UM researchers developing process to inhibit HIV

University of Miami researchers recently developed a molecular process that blocks HIV from spreading and infecting new cells.

It is a breakthrough that virologists Dr. Gunter Kraus and Dr. James Hnatatyszyn call the “scissors effect,” a term that describes a process inhibiting the virus’s ability to infect and replicate.

There is no known cure for HIV or AIDS, the later stages of the infection.

“HIV’s most well-known trait is its high mutation rate which generates new variants of the virus that are resistant to current drug therapies,” said Dr. Kraus, who has been working on this project for 20 years.

This newly-developed technology has the “ability to target and stop certain molecular functions, [making] a future application for this process clearly a vaccine development on the cellular level,” Kraus said.

This new vaccine is not a cure for AIDS, Kraus said, but it is a major breakthrough in potentially stopping the spread of the virus through new infection.

“Our discovery presents a major victory in the war against HIV,” Kraus said. His team’s recently-published findings in the January 2002 issue of Gene Therapy support Kraus’s claim.

The promise of their new research will likely take several more years to develop into anything like a vaccine for public consumption, and it is likely to be a sort of therapy treatment that must be administered over a course of time, Kraus said.

But there is hope.

One crucial step for this new technology to progress further is for UM to take action to secure the patents on the research so that Kraus and his associates can effectively seek out sources of funding from large pharmaceutical companies.

Private sector investors must first have a patent to secure financial interests before they will commit funding and researchers to a project.

Kraus also said that “a biochemist needs to make a stable, synthetic form of the EGS 560” -before this can become a viable form of treatment – which, “fortunately, [the EGS 560 molecule] is small, and should therefore be easily replicated.”

If a patent were to be secured quickly, then pharmaceutical companies could begin work on making this a readily available preventative mechanism, Kraus said.

This entire predicament takes on a real seriousness when one considers the statistic that over 14,000 people daily are infected by the HIV virus.

If UM does not pursue the patents within the next year, the patent rights will fall to the researchers, who hopefully will privately pursue them, bringing this new valuable medical breakthrough to as many people as possible, as soon as possible.

While the research team waits for their patents to clear, they are continuing research that tests EGS 560 against different, more complicated clades, or types of the HIV virus. Their results are very promising, but more research and funding is needed to advance the process further.

Funding is crucial for widespread testing and development, as expensive technologies are needed to store and utilize samples, and pure concentrated forms of the HIV virus are used – therefore, the team has to use a Bio-Safety Level 3 laboratory.

The basic premise behind the research is simple.

Within a cell is RNA, the message component that makes cells act and form uniquely-essentially providing the information to manufacture proteins.

RNA is also the first place that the HIV virus infects the body.

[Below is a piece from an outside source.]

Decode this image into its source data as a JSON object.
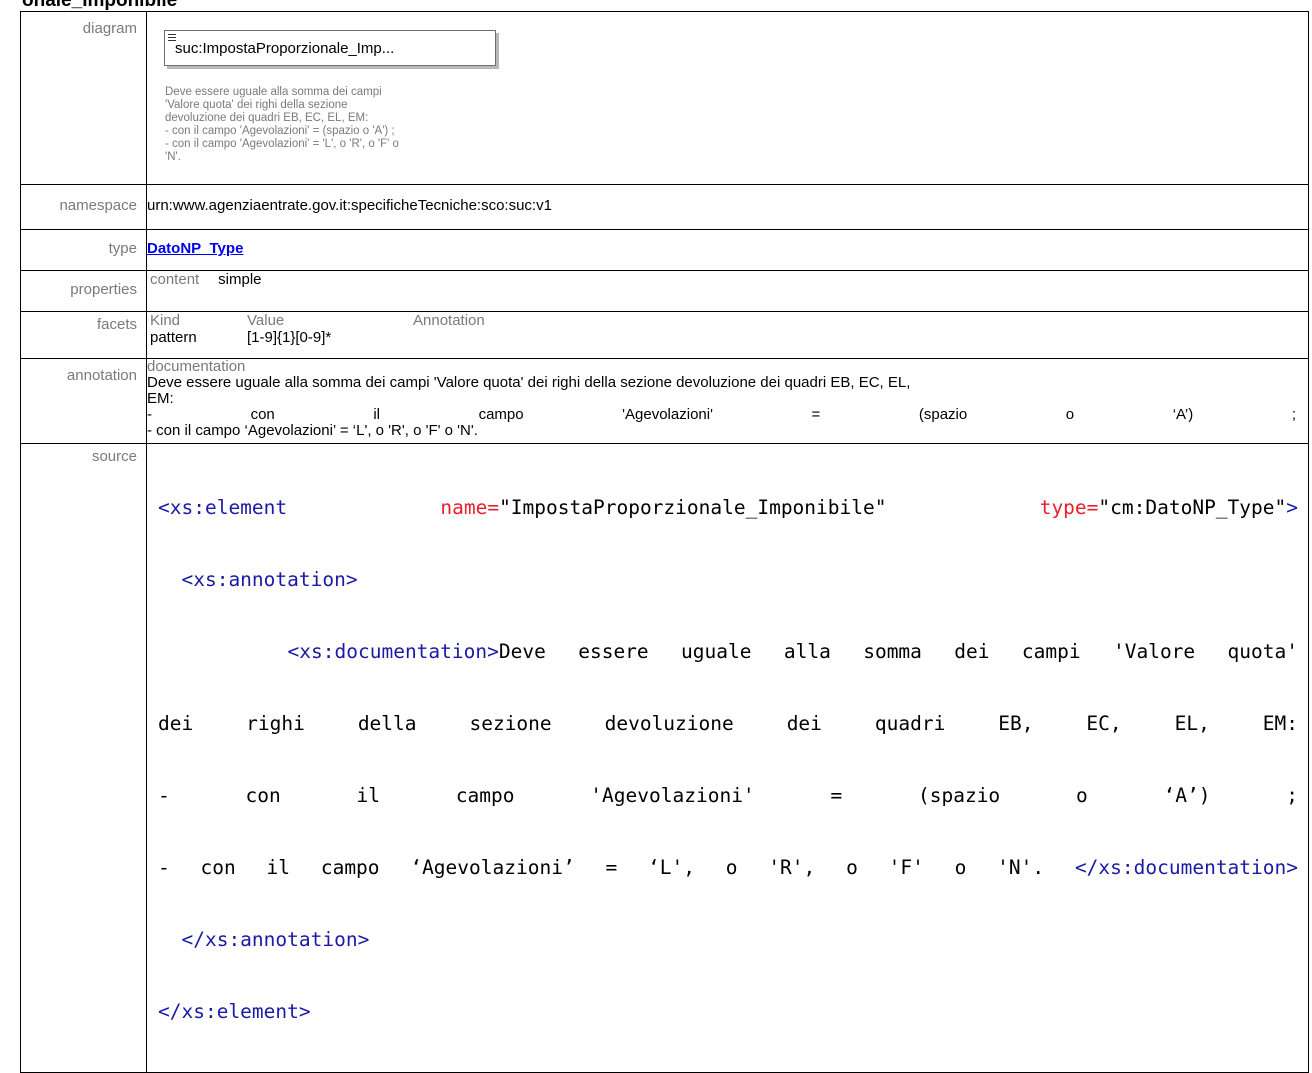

After infecting the body’s RNA, the virus then proceeds to invade the DNA, the very cellular code that maps out the creation of further cells.

Once the DNA gets infected by HIV, then all of the newly-formed cells are infected too, spreading the virus throughout the body-a viral attack that the body cannot fight because the HIV virus attacks the CD4 T cells that are the source of the human immune response.

Human CD4 T cells are the cells that allow the body to fight disease, and the destruction of the body’s CD4 T cells by HIV is what cripples the immune system.

Once AIDS sets in, a patient’s ruined immune system is unable to fight any sort of disease or infection.

Kraus and Hnatyszyn used a natural cellular mechanism, called RNase P, that cleaves RNA, preventing HIV transmission to the DNA.

RNase P has an interesting external guide sequence (EGS), which can be targeted to recognize and interfere with almost any cellular process.

The researchers designed a specific type of RNase P – EGS 560 – which targets the body’s CD4 T cells.

The cells treated with EGS 560 block HIV infection by blocking the virus’ admission into the RNA.

If that process is interrupted, HIV will not progress to AIDS.

In their research tests, “the CD4 T cells treated with the EGS 560 were unable to be infected and remained healthy for more than 30 days,” Kraus said, and “after years of development we are optimistic that our discovery will provide a potent weapon in the fight against HIV.”

RNase P’s special cleavage properties were first discovered in 1989 by Drs. Sidney Altman and Thomas Cech, who were awarded the 1989 Nobel Prize for Chemistry.

Dr. Kraus points out that not only does RNase P hold promise for HIV prevention in high-risk populations, but “in addition, since it is a relatively simple molecular process, it may also have the potential to eradicate cancer cells, and perhaps produce vaccines to combat pathogenic viruses other than HIV.”

This news suggests that the creation of EGS 560 may just be the tip of the iceberg in an exciting new realm of medical technology in disease prevention.

“We hope this research will have a snowball effect on research in this area,” Kraus said.